Heading: False Identity

Text: Having defined the element of false capacity, we now consider the element of false identity. We recently defined this term in Alvarado, 132 P.3d at 1207. In that case, the police stopped a car in which Alvarado was a passenger. Id. at 1206. The police arrested the driver and then began to question Alvarado. Id. Alvarado had an outstanding warrant for his arrest but gave the police a false name and birth date. Id. When the police ran a warrant check under that false information, no warrants were found. Id. We stated that a common sense reading and application of the statute prohibits holding oneself out to a third party as being another person when asked who he or she is.
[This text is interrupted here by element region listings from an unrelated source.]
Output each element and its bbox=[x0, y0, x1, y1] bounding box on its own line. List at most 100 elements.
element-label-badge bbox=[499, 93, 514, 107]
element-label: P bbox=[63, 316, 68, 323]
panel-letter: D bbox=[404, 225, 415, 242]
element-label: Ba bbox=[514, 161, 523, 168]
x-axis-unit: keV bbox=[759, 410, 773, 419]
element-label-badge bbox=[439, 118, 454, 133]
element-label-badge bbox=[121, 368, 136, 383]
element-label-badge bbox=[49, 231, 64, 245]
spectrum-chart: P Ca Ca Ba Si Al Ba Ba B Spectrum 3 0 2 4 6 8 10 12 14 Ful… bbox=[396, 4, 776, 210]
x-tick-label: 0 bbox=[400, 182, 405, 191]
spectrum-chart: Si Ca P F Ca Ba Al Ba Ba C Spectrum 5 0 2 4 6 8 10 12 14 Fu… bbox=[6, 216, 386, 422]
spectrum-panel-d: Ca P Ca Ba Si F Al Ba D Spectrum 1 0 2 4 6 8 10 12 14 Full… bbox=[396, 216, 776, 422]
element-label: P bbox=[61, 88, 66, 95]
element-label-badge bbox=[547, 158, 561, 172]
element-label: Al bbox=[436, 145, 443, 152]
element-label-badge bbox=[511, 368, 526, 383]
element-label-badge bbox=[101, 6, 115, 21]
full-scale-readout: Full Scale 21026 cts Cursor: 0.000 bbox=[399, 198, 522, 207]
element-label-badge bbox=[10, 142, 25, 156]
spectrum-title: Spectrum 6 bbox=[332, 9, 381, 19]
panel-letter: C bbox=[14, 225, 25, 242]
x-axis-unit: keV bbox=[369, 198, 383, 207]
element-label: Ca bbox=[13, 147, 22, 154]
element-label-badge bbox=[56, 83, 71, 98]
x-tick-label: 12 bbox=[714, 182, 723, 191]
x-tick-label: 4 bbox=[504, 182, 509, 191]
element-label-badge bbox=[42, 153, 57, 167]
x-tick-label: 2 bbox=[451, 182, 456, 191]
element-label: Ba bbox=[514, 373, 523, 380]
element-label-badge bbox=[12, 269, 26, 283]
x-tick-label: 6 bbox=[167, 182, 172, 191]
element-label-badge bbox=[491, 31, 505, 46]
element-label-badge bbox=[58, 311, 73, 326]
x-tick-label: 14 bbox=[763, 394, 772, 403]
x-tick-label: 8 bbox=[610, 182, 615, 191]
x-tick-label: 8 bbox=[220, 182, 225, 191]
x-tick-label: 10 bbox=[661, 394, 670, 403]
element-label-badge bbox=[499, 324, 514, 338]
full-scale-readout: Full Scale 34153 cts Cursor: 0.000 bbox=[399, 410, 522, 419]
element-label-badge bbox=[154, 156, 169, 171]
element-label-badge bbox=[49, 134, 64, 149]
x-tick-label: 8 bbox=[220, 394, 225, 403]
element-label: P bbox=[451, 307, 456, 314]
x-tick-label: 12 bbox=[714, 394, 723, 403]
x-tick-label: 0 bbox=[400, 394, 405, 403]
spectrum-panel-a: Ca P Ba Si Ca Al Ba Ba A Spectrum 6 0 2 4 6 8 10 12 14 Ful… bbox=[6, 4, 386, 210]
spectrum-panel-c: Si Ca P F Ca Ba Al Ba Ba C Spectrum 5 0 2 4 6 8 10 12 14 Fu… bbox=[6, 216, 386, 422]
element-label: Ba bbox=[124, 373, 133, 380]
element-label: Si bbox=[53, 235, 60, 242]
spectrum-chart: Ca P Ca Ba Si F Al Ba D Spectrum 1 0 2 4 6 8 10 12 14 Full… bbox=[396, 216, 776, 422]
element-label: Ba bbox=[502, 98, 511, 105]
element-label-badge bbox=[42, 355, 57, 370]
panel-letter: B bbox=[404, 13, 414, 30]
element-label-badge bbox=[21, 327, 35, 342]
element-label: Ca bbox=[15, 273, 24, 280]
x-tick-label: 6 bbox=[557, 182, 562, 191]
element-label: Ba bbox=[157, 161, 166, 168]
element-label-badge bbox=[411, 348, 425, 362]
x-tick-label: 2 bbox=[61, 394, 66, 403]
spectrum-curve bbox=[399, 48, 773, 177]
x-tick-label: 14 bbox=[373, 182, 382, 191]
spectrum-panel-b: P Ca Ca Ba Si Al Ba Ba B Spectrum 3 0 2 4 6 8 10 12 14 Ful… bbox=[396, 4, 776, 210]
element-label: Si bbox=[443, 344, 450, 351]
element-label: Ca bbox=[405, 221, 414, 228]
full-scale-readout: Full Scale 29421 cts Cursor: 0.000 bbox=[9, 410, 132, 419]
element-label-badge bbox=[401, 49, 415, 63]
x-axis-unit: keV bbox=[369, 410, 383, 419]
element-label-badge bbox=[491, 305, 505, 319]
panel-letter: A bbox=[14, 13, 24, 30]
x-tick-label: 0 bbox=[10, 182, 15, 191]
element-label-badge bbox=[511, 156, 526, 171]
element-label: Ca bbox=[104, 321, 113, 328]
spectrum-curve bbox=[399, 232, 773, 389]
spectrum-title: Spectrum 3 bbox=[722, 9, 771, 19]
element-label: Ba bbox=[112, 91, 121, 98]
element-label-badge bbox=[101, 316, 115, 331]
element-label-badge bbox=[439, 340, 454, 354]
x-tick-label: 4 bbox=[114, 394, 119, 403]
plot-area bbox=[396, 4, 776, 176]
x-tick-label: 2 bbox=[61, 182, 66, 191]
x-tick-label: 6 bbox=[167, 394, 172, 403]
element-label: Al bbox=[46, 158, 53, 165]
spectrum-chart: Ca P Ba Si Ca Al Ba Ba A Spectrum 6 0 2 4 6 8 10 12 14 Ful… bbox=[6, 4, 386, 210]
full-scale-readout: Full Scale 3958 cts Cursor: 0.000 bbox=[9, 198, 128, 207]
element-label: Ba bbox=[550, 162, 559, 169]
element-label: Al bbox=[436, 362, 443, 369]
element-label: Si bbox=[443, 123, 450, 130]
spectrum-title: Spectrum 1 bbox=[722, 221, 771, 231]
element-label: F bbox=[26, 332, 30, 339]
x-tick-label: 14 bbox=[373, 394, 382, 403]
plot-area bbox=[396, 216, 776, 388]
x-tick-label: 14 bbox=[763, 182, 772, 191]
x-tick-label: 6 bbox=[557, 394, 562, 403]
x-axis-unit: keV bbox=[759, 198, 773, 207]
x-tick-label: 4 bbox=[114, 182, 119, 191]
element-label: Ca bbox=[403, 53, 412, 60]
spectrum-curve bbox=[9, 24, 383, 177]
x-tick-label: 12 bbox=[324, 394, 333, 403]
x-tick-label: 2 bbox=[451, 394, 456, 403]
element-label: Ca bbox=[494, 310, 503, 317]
Id. at 1207. We therefore concluded that, by giving a false name and birth date to the police, Alvarado held himself out as being another person and had therefore assumed a false identity. Id. at 1208. The court of appeals resorted to a similar definition of false identity in Jones, 841 P.2d at 374. In that case, the defendant applied for a number of loans using a false social security number. Id. at 373. His application included otherwise accurate identifying information, including his proper name. Id. The court stated that [t]he common meaning of the phrase `assumes a false or fictitious identity' is to hold oneself out as someone that he or she is not. Id. at 374 (emphasis in original). Applying this definition, the court of appeals held that the defendant had not assumed a false or fictitious identity on his loan application. Id. The court noted that the false social security number was but one of several items of identifying information on the loan application and that the defendant supplied accurate answers to a number of the personal questions asked. Id. The court therefore concluded that Jones had not assumed a false identity. It explained that, under the circumstances, the failure to provide an accurate social security number was not equivalent to the assumption of another persona, as alleged in the information. Id. Consistent with our definition of the term in Alvarado and the court of appeals' opinion in Jones, we hold that one assumes a false identity under the statute by holding one's self out to a third party as being another person. We do not decide as a matter of law what factual circumstances are sufficient to constitute holding one's self out as being another person.